Para Nancy Andrighi, essa interpretação restritiva recai sobre o elemento subjetivo do negócio, que é a intenção do doador de transferir determinado bem ou vantagem para outrem sem qualquer contraprestação.
Por essa razão, é justificável que o contrato de doação seja celebrado por escritura pública ou instrumento particular, salvo quando tiver por objeto bens móveis de pequeno valor. “A ausência dessa solenidade macula de nulidade o negócio jurídico entabulado entre as partes, conforme preceitua o artigo 145, inciso IV, do Código Civil de 1916”, advertiu a ministra.
Nancy Andrighi ressaltou ainda que outro elemento essencial à doação, que decorre da própria natureza contratual, é a aceitação do donatário, excetuadas apenas as hipóteses de presunção e dispensa desse consentimento, previstas na lei civil. Para tanto, a relatora citou precedente que afirma que a doação é contrato e, consequentemente, além da manifestação de vontade do doador, exige também, em regra, o consentimento do donatário.

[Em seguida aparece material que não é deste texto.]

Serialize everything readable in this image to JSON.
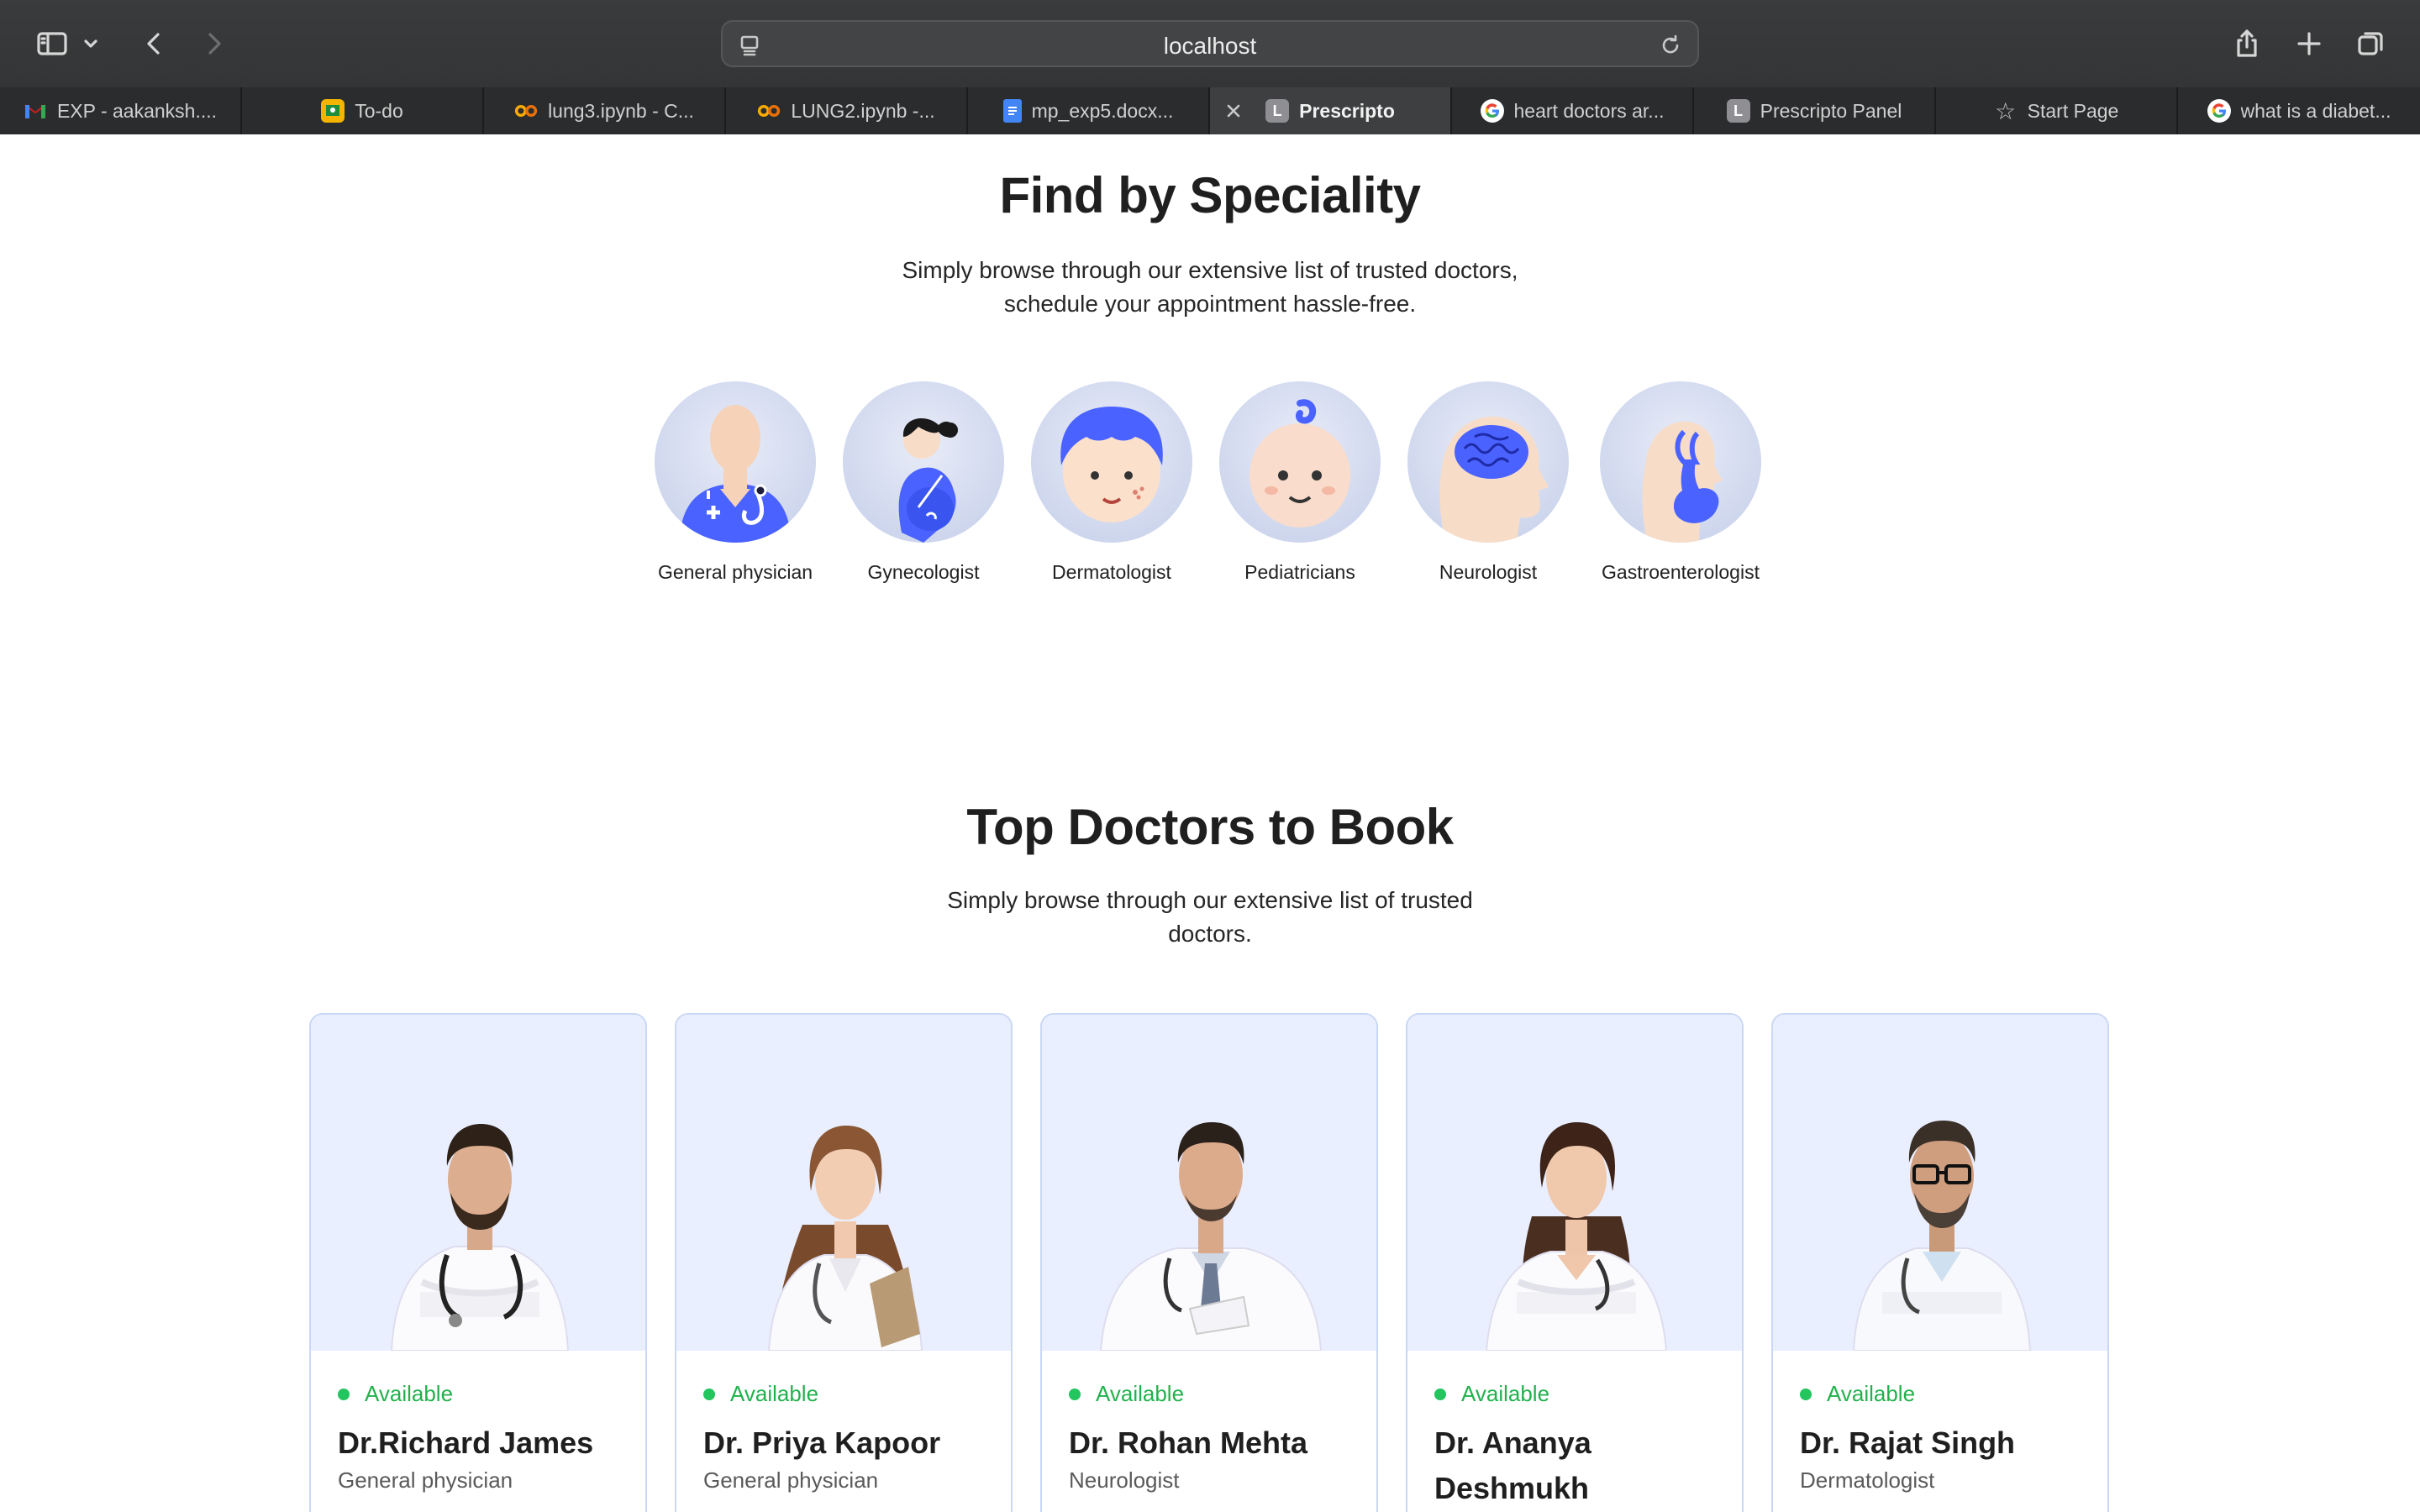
{
  "browser": {
    "address": "localhost",
    "tabs": [
      {
        "label": "EXP - aakanksh....",
        "icon": "gmail-icon",
        "fav_color": "#ea4335",
        "fav_text": "M"
      },
      {
        "label": "To-do",
        "icon": "classroom-icon",
        "fav_color": "#f4b400",
        "fav_text": ""
      },
      {
        "label": "lung3.ipynb - C...",
        "icon": "colab-icon",
        "fav_color": "#f9ab00",
        "fav_text": "co"
      },
      {
        "label": "LUNG2.ipynb -...",
        "icon": "colab-icon",
        "fav_color": "#f9ab00",
        "fav_text": "co"
      },
      {
        "label": "mp_exp5.docx...",
        "icon": "docs-icon",
        "fav_color": "#4285f4",
        "fav_text": ""
      },
      {
        "label": "Prescripto",
        "icon": "letter-l-icon",
        "fav_color": "#8e8e93",
        "fav_text": "L",
        "active": true
      },
      {
        "label": "heart doctors ar...",
        "icon": "google-icon",
        "fav_color": "#ffffff",
        "fav_text": "G"
      },
      {
        "label": "Prescripto Panel",
        "icon": "letter-l-icon",
        "fav_color": "#8e8e93",
        "fav_text": "L"
      },
      {
        "label": "Start Page",
        "icon": "star-icon",
        "fav_color": "",
        "fav_text": "☆"
      },
      {
        "label": "what is a diabet...",
        "icon": "google-icon",
        "fav_color": "#ffffff",
        "fav_text": "G"
      }
    ]
  },
  "speciality": {
    "title": "Find by Speciality",
    "subtitle_line1": "Simply browse through our extensive list of trusted doctors,",
    "subtitle_line2": "schedule your appointment hassle-free.",
    "items": [
      {
        "label": "General physician",
        "icon": "general-physician-icon"
      },
      {
        "label": "Gynecologist",
        "icon": "gynecologist-icon"
      },
      {
        "label": "Dermatologist",
        "icon": "dermatologist-icon"
      },
      {
        "label": "Pediatricians",
        "icon": "pediatrician-icon"
      },
      {
        "label": "Neurologist",
        "icon": "neurologist-icon"
      },
      {
        "label": "Gastroenterologist",
        "icon": "gastroenterologist-icon"
      }
    ]
  },
  "top_doctors": {
    "title": "Top Doctors to Book",
    "subtitle_line1": "Simply browse through our extensive list of trusted",
    "subtitle_line2": "doctors.",
    "doctors": [
      {
        "status": "Available",
        "name": "Dr.Richard James",
        "speciality": "General physician"
      },
      {
        "status": "Available",
        "name": "Dr. Priya Kapoor",
        "speciality": "General physician"
      },
      {
        "status": "Available",
        "name": "Dr. Rohan Mehta",
        "speciality": "Neurologist"
      },
      {
        "status": "Available",
        "name": "Dr. Ananya Deshmukh",
        "speciality": ""
      },
      {
        "status": "Available",
        "name": "Dr. Rajat Singh",
        "speciality": "Dermatologist"
      }
    ]
  },
  "colors": {
    "accent": "#5f6fff",
    "available": "#22c55e",
    "card_bg": "#eaefff"
  }
}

“Nesse contexto, por lhe faltarem elementos essenciais, o negócio jurídico celebrado entre mãe e filha não pode ser enquadrado, segundo afirma a recorrente, como um contrato de doação e, portanto, não importa em antecipação de legítima”, acrescentou a relatora.
Conversão
Sobre a inexistência de escritura pública ou instrumento particular atestando o negócio jurídico firmado, a relatora destacou que isso, em princípio, tornaria inválida a alegada doação. De acordo com ela, houve a efetiva entrega de considerável quantia em dinheiro, da mãe à filha, e esta, por sua vez, manifestou a vontade de restituir o valor recebido.
“Em situações como essa, o artigo 170 do Código Civil de 2002 expressamente autoriza a conversão do negócio jurídico, a fim de que sejam aproveitados os seus elementos prestantes, considerando que as partes, ao celebrá-lo, têm em vista os efeitos jurídicos do ato, independentemente da qualificação que o direito lhe dá”, asseverou Nancy Andrighi.
Por meio da conversão – explicou a ministra –, conservam-se os atos jurídicos, porque são interpretados de forma a produzir algum efeito, em vez de nada produzir, caso fosse declarada a sua nulidade (princípio da conservação dos atos jurídicos). Além disso, prestigia-se o resultado pretendido pelas partes (princípio da boa-fé objetiva).
Para que isso aconteça, a lei exige que haja um negócio jurídico nulo; que esse negócio contenha os requisitos de outro; e que o fim a que visavam as partes permita supor que teriam desejado o negócio convertido, se houvessem previsto a nulidade.